A única dificuldade para Marcelo, agora removida, estava naquele “fator excepcional”, justamente o que mais tem peso agora. Governabilidade: check. Estabilidade: check. Mas, quando entramos na coluna “compromisso com o projeto Ricardo”, o governo esbarrou em certa desconfiança com relação ao atual presidente da Assembleia, suscitada pelo próprio Marcelo, devido a uma série de movimentos extra-Assembleia realizados por ele ao longo de 2024, nos terrenos político, partidário e eleitoral.
A pulga atrás da orelha…
Podemos citar, rapidamente, a “esticada de corda” dada por Marcelo, no início do ano passado, dificultando um pouco a ida de Davi Diniz, candidato do Palácio Anchieta, para o cargo de conselheiro do Tribunal de Contas do Estado (TCES); seu apoio a Lorenzo Pazolini (Republicanos), adversário do Palácio, na eleição a prefeito de Vitória; a já citada investida contra Rigoni na disputa pela presidência do União Brasil.
A tudo isso, soma-se um fator de bastidores: Marcelo teria colocado em sérias dúvidas as chances de viabilização eleitoral de Ricardo Ferraço.
Essa “cesta de episódios” gerou dúvidas no governo quanto à lealdade do presidente da Assembleia e ao nível do seu compromisso com a eleição de Ricardo (ou de quem quer que Casagrande apoie para governador) em 2026. Não dá para negar.
É isso, apenas isso, que explica o fato de Marcelo, sendo aliado do governo e querido por todos os pares, não ter ainda recebido o anúncio oficial de apoio do governador, a menos de duas semanas para a eleição da Mesa. É só isso que lhe dificultou (ou retardou) uma reeleição que, em qualquer outro contexto, estaria resolvida sem crise e com bastante antecedência.

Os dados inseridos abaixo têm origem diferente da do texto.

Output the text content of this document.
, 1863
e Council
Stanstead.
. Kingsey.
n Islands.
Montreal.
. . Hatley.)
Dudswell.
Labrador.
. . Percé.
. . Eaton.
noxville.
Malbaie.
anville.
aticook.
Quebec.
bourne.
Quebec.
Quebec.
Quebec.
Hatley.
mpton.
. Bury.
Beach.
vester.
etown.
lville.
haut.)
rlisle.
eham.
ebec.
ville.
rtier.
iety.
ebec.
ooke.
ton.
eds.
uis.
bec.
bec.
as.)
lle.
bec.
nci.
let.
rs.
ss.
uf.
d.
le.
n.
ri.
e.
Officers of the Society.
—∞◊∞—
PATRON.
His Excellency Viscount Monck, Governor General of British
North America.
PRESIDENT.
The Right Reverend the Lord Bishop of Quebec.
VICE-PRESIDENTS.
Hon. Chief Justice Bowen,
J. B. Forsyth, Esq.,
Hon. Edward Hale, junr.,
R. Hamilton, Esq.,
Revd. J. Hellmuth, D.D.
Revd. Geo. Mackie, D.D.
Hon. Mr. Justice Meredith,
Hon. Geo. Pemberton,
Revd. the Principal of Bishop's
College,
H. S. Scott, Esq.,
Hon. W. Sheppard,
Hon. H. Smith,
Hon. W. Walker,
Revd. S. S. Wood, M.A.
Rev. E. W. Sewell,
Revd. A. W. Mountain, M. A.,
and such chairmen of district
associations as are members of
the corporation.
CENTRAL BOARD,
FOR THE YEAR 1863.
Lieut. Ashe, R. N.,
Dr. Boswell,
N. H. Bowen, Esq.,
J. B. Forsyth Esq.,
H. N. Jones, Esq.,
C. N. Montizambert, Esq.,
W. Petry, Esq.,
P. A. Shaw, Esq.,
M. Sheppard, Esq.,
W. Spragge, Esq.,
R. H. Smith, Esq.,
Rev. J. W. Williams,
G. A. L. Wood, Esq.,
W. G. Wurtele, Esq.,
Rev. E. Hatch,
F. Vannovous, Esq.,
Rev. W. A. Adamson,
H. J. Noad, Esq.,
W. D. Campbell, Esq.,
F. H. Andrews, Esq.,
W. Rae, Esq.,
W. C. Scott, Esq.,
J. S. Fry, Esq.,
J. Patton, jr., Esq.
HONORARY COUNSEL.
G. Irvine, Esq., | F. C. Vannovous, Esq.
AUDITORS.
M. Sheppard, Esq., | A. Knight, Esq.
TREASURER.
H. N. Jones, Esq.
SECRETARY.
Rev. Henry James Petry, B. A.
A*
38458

Agora, porém, acabaram as dúvidas e desconfianças. A foto acima fala por si.
Marcelo fez sua parte
Para convencer Casagrande a renovar seu apoio a ele, Marcelo tratou de persuadi-lo de que, não obstante alguns desencontros e rotas desalinhadas em 2024, ele está fechado e não abre com o seu projeto eleitoral em 2026, garantindo apoio a Ricardo (ou a quem quer que venha a ser o candidato governista). Vale dizer: nada de levar o seu apoio ao polo que está sendo constituído por Pazolini, Paulo Hartung, entre outros.
Sabendo jogar o jogo e ciente dessa condição, Marcelo se apressou em fazer a devida “correção de rota”: no dia 11 de dezembro, aproveitou uma coletiva de imprensa convocada por ele na Assembleia para renovar suas juras de lealdade a Casagrande. Afirmou categoricamente que estará no projeto de sucessão liderado pelo governador. Fez questão de dizer que seu apoio a Pazolini restringiu-se à disputa em Vitória, e morreu ali. Sublinhou à exaustão a “estabilidade” proporcionada por ele ao governo.
Em suma, Marcelo deu toda a impressão de ter convocado aquela coletiva para transmitir recados principalmente a Casagrande. Ato contínuo, seguiu para o Palácio Anchieta, onde foi recebido pelo próprio no tradicional almoço de fim de ano oferecido pelo governador aos deputados. Na ocasião, ao lado de Casagrande e de Ricardo e diante dos colegas, desdobrou-se em elogios ao vice-governador.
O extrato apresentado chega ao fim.